Introduction
Expanding numeric labels to actual count of samples can contribute to accuracy improvement in some cases. binarize_label explode a record that keeps the count of positive/negative labeled samples into corresponding actual count of samples. For example,
| positive | negative | features |
|---|---|---|
| 2 | 3 | "[a:1, b:2]" |
is converted into
| features | label |
|---|---|
| "[a:1, b:2]" | 0 |
| "[a:1, b:2]" | 0 |
| "[a:1, b:2]" | 1 |
| "[a:1, b:2]" | 1 |
| "[a:1, b:2]" | 1 |
Function signature
binarize_label(int/long positive, int/long negative, ANY arg1, ANY arg2, ..., ANY argN)

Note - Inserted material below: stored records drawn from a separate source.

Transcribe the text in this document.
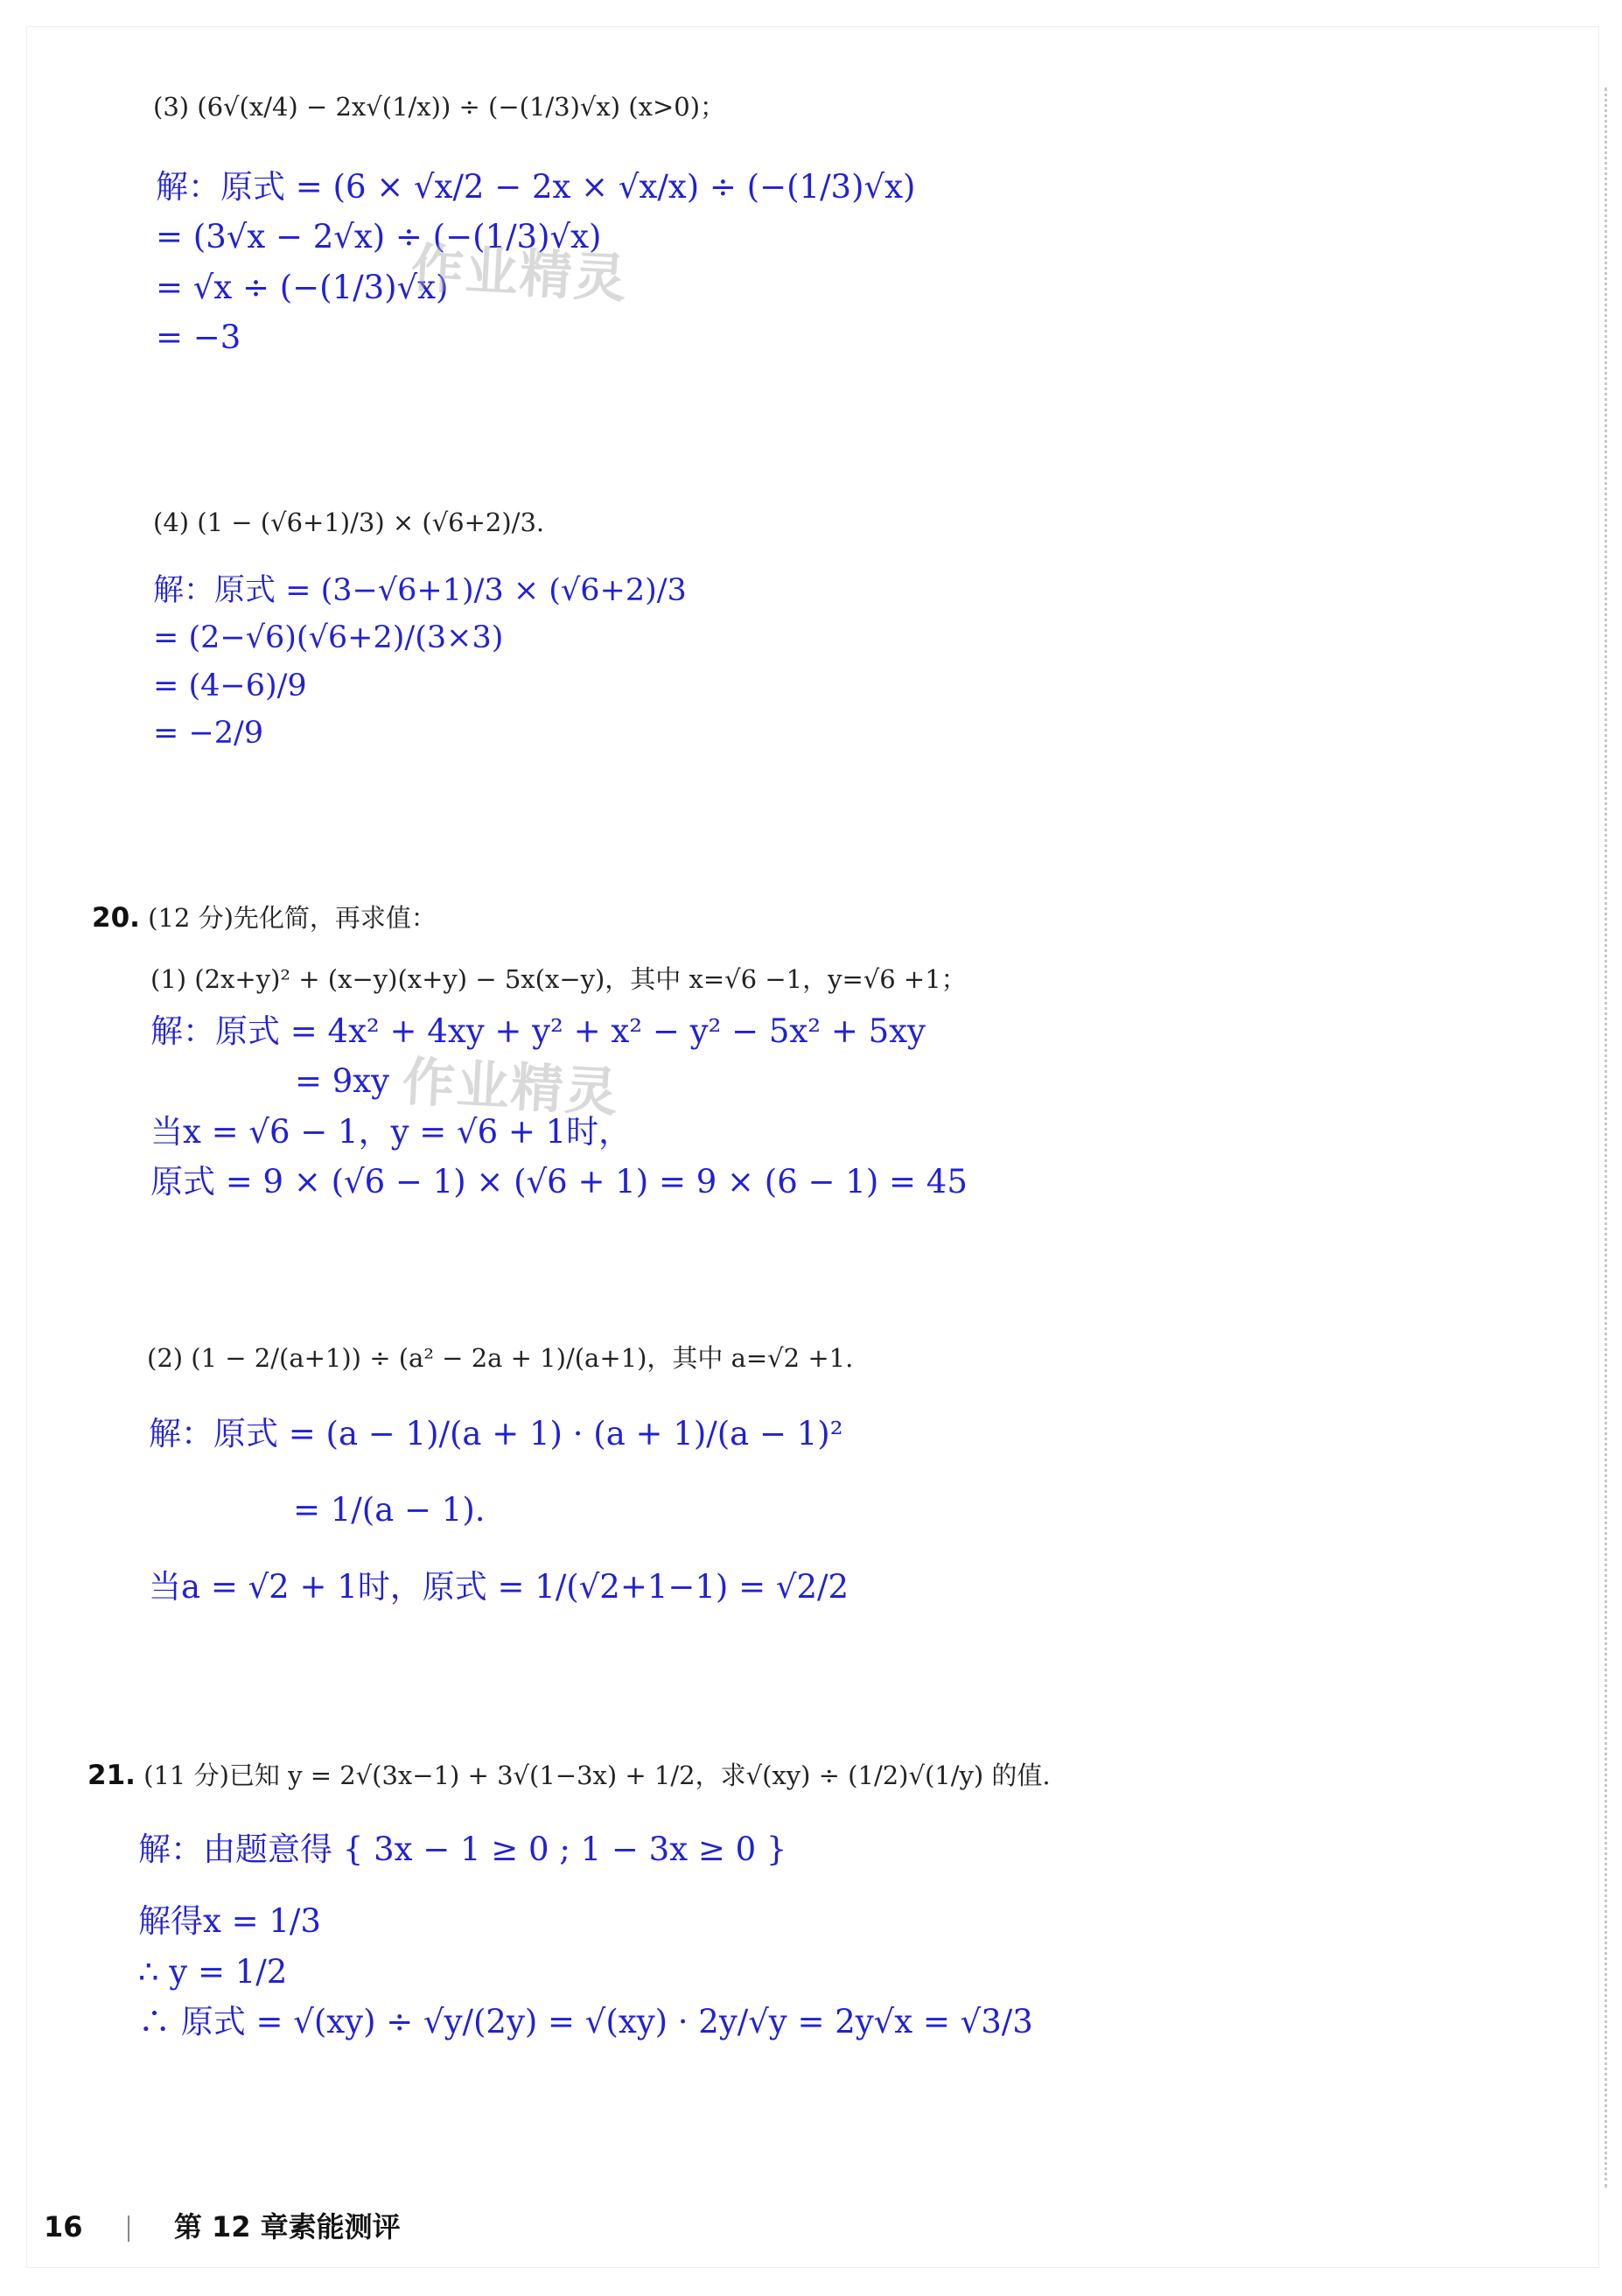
(3) (6√(x/4) − 2x√(1/x)) ÷ (−(1/3)√x) (x>0)；
解：原式 = (6 × √x/2 − 2x × √x/x) ÷ (−(1/3)√x)
= (3√x − 2√x) ÷ (−(1/3)√x)
= √x ÷ (−(1/3)√x)
= −3
作业精灵
(4) (1 − (√6+1)/3) × (√6+2)/3.
解：原式 = (3−√6+1)/3 × (√6+2)/3
= (2−√6)(√6+2)/(3×3)
= (4−6)/9
= −2/9
20. (12 分)先化简，再求值：
(1) (2x+y)² + (x−y)(x+y) − 5x(x−y)，其中 x=√6 −1，y=√6 +1；
解：原式 = 4x² + 4xy + y² + x² − y² − 5x² + 5xy
= 9xy
当x = √6 − 1，y = √6 + 1时，
原式 = 9 × (√6 − 1) × (√6 + 1) = 9 × (6 − 1) = 45
作业精灵
(2) (1 − 2/(a+1)) ÷ (a² − 2a + 1)/(a+1)，其中 a=√2 +1.
解：原式 = (a − 1)/(a + 1) · (a + 1)/(a − 1)²
= 1/(a − 1).
当a = √2 + 1时，原式 = 1/(√2+1−1) = √2/2
21. (11 分)已知 y = 2√(3x−1) + 3√(1−3x) + 1/2，求√(xy) ÷ (1/2)√(1/y) 的值.
解：由题意得 { 3x − 1 ≥ 0 ; 1 − 3x ≥ 0 }
解得x = 1/3
∴ y = 1/2
∴ 原式 = √(xy) ÷ √y/(2y) = √(xy) · 2y/√y = 2y√x = √3/3
16	第 12 章素能测评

returns (ANY arg1, ANY arg2, ..., ANY argN, int label) where label is 0 or 1.
Usage
WITH input as (
select 2 as positive, 3 as negative, array('a:1','b:2') as features
UNION ALL
select 2 as positive, 1 as negative, array('c:3','d:4') as features
)
SELECT
binarize_label(positive, negative, features)
from
input;
| features | label |
|---|---|
| ["a:1","b:2"] | 1 |
| ["a:1","b:2"] | 1 |
| ["a:1","b:2"] | 0 |
| ["a:1","b:2"] | 0 |
| ["a:1","b:2"] | 0 |
| ["c:3","d:4"] | 1 |
| ["c:3","d:4"] | 1 |
| ["c:3","d:4"] | 0 |
Caution
Don't forget to shuffle converted training instances in a random order, e.g., by CLUSTER BY rand().